Because of these different types of payments, Peard noted that at times PBM and employer goals are misaligned. In one example, she compared drug A with a data fee of $3.58 and a net cost of $119.43 (after rebates) with drug B, with a data fee of $2.10 and a net cost of $70.04. Drug B is the best choice for the employer because of the lower net cost. However, drug A is the best choice for the PBM because of the higher data fee.

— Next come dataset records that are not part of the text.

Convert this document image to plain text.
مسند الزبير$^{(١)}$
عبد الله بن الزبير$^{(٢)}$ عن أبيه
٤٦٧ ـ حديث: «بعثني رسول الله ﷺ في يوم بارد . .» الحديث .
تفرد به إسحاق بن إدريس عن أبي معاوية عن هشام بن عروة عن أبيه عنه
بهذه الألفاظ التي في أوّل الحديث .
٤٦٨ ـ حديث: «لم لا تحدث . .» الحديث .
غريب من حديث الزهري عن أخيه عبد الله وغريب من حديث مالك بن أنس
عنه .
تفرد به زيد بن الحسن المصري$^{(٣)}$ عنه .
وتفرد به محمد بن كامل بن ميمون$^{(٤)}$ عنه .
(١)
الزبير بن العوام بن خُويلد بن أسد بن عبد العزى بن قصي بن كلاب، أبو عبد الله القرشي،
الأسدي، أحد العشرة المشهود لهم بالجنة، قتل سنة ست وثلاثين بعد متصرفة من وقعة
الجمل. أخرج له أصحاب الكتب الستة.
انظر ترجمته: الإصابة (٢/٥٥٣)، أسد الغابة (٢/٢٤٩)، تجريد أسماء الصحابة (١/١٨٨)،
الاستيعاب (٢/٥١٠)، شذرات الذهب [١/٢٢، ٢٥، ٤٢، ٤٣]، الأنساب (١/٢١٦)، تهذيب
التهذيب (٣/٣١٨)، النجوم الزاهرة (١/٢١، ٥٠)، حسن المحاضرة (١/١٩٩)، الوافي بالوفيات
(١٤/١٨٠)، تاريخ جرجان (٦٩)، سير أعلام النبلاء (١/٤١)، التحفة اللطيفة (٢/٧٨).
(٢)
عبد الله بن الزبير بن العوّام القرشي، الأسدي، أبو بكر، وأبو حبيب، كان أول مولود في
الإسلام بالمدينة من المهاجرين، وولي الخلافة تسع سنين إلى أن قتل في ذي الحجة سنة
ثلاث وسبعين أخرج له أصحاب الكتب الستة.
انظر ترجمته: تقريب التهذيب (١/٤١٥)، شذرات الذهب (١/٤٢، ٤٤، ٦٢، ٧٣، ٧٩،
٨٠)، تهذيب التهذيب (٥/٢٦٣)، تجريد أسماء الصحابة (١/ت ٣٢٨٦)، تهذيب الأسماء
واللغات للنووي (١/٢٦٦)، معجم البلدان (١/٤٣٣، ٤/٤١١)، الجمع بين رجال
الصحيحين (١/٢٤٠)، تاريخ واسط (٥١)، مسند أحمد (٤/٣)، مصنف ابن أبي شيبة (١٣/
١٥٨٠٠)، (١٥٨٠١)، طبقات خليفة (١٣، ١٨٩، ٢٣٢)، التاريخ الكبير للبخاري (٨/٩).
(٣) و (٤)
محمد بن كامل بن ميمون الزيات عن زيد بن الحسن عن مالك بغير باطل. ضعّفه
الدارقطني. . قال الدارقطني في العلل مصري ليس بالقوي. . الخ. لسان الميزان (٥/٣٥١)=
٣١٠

Peard identified a number of other issues that it is important to understand about formularies and rebates. These include demanding full disclosure of rebate arrangements, audit rights, and a performance standard. Plan sponsors should review the PBM's formulary to see if it is encouraging more expensive drugs. She noted that rebate arrangements are not confidential, that in fact most rebate contracts contain language from the manufacturer requiring the PBM to share arrangements with clients and clients with customers.

Wendy Smith talked about the potential benefits of contracting directly with manufacturers for rebates. Since moving to direct contracting, Touchpoint's rebates have increased from $0.75 (1998) to $3.08 (2000) across all prescriptions. To make this arrangement work best, she suggests you must be a large employer or HMO with a relatively controlled formulary, have the ability to shift market share and have the ability to contract independently from your PBM. Staff resources needed include a clinical pharmacist, analytical support, dedicated technical support and staff with negotiation expertise.

Smith identified many of the key issues an organization must identify and deal with in developing its own formulary and negotiating rebate agreements. Obviously, not every plan sponsor can develop their own formulary and negotiate their own rebate agreements. However, for those that are able to, the financial rewards can be significant.